The Rosetta Stone
I’ve been sitting on my hands vis-a-vis this blog lately because I learned a few weeks back that a friend would be coming in to London, giving us an excuse to pop round to the British Museum, where I’d be able to get a look at the Papyrus of Hunefer with my own eyeballs. I went down on the 26th.
We took a mosey through artifacts most closely related to the three cultures I’ve been reading about so far: the Ancient Mesopotamians, the Ancient Egyptians, and (coming soon) the Ancient Greeks. What interested me, in addition to the art, was getting up close and personal with the letters and words, whether they were on stone, in clay, or on papyrus or a sarcophagus. What is it that first drove us to write?

Cuneiform tablet approx 2000 BC.
Our stories just got too big to keep in our heads, I suppose, or too good to only be shared in person. Or perhaps, as some have suggested, we just wanted to write about how terrific beer is.
“Written language was the product of an agrarian society. These societies were centered around the cultivation of grain. A natural result of the cultivation and storage of grain is the production of beer. It is not surprising, therefore, that some of the very oldest written inscriptions concern the celebration of beer and the daily ration alotted to each citizen. It’s tempting to claim that the development of a writing system was necessitated by the need to keep track of beer, but perhaps we can be satisfied that it was just part of it.”
Interesting. We’ve gone from a daily ration of beer to a very stern warning not to drink more than 2 units a day. But I digress.
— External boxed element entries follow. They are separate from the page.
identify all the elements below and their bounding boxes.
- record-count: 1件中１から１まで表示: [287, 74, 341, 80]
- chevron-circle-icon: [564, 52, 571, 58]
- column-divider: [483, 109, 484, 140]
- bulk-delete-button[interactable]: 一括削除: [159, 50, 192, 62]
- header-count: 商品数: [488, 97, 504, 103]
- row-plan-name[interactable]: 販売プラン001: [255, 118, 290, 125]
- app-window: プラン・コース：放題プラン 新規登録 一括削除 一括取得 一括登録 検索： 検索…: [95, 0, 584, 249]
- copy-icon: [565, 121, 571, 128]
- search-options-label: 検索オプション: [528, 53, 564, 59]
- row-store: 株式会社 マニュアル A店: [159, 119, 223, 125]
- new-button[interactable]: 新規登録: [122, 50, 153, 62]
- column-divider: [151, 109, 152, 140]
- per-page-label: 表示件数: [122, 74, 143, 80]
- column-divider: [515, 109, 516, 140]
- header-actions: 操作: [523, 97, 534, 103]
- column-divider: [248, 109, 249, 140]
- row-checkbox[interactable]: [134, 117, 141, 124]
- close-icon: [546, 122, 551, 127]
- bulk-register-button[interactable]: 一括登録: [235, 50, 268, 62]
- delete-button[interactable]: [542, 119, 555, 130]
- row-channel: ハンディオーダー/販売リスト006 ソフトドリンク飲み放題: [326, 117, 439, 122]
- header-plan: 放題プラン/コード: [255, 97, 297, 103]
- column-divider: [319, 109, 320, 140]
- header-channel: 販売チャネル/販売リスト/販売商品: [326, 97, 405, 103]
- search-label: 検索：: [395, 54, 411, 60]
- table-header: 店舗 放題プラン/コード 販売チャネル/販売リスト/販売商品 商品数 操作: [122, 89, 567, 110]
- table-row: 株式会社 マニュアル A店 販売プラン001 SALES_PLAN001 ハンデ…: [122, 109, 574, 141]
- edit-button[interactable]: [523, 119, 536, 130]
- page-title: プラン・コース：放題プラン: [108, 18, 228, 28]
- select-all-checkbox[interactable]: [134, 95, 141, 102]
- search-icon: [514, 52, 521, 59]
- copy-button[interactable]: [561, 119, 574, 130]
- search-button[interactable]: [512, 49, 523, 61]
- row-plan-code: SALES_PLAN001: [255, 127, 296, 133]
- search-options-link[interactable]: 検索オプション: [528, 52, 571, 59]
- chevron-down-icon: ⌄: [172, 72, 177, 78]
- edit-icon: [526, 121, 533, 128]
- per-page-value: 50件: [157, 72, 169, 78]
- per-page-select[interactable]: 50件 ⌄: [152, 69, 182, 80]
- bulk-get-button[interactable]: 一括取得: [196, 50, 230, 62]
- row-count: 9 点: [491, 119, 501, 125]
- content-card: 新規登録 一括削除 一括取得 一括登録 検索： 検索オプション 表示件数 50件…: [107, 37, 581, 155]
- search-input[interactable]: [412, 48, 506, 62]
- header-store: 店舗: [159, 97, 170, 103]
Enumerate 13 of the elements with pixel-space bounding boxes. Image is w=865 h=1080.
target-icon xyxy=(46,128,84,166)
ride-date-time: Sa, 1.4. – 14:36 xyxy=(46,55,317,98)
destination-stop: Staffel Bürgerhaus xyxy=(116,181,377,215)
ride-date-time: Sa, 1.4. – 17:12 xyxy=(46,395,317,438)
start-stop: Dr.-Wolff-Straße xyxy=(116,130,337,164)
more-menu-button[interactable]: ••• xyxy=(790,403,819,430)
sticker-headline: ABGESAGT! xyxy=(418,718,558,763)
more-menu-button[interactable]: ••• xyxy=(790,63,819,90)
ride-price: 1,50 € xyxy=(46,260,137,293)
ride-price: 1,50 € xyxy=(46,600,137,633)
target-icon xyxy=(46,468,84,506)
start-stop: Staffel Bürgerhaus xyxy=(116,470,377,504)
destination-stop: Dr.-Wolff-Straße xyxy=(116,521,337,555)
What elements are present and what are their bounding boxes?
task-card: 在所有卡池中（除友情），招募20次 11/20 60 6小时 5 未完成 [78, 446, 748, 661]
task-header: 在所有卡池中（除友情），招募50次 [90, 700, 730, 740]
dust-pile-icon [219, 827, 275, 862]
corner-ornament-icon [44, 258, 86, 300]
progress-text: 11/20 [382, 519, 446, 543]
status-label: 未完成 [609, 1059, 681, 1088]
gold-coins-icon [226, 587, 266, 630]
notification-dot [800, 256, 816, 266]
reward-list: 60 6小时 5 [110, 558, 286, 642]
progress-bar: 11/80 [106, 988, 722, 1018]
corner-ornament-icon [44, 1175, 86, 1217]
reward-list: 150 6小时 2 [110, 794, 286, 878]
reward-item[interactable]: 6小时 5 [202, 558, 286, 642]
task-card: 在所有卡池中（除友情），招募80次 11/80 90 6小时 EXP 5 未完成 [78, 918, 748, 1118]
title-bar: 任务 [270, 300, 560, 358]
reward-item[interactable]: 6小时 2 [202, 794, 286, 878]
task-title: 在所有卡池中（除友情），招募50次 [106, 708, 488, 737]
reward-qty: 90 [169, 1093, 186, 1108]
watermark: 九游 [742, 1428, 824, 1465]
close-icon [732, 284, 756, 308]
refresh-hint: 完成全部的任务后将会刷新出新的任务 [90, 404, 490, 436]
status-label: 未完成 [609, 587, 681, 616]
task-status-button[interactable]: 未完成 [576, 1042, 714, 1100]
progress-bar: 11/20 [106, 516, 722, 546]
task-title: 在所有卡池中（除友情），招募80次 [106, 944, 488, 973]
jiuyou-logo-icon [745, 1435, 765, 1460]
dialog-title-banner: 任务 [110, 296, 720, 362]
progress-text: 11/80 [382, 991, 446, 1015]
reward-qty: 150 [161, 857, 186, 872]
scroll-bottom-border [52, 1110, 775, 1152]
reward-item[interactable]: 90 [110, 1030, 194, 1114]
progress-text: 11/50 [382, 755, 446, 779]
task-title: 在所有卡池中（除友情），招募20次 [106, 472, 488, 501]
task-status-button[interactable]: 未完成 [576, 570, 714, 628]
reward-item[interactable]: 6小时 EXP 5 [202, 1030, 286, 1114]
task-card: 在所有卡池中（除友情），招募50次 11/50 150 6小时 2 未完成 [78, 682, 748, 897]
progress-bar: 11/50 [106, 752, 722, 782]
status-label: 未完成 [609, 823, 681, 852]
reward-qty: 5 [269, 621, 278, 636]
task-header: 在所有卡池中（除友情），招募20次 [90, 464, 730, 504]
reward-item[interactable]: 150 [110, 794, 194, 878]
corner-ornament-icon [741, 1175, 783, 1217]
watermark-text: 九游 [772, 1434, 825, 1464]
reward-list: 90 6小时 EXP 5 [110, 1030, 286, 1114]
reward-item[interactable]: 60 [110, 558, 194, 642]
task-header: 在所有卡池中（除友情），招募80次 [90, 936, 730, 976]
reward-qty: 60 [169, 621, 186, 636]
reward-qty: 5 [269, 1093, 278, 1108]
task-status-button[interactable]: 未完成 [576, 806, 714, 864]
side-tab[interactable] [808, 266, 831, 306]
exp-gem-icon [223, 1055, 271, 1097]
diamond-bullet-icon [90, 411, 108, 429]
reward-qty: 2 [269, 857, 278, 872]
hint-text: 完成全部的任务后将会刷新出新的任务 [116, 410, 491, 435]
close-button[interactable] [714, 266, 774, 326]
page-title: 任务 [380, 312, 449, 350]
Writing seems to have emerged in four different civilizations: the ancient Chinese, Mesopotamians, Egyptians, and Mesoamericans all came up with phonetic writing independent of one another. As far as we can tell, all four systems began as ideograms– pictures representing the object displayed– and gradually developed into glyphs that represented syllables and then into smaller individual sounds (but no vowels, in Egyptian).
![P261009_14.35_[01] eyes of horus](http://booksofalltime.files.wordpress.com/2009/11/p261009_14-35_01.jpg?w=500&h=375)
You may not buy a vowel.
I have heard people declare at various times that humans are unique because they use tools. I don’t really agree with this:
crows and dolphins and chimps use tools, too, albeit primitive ones. We’re unique, as far as I can tell, because we use symbols. We tell stories, we keep accounts. We have to offload our memories and ideas onto something that will outlast us.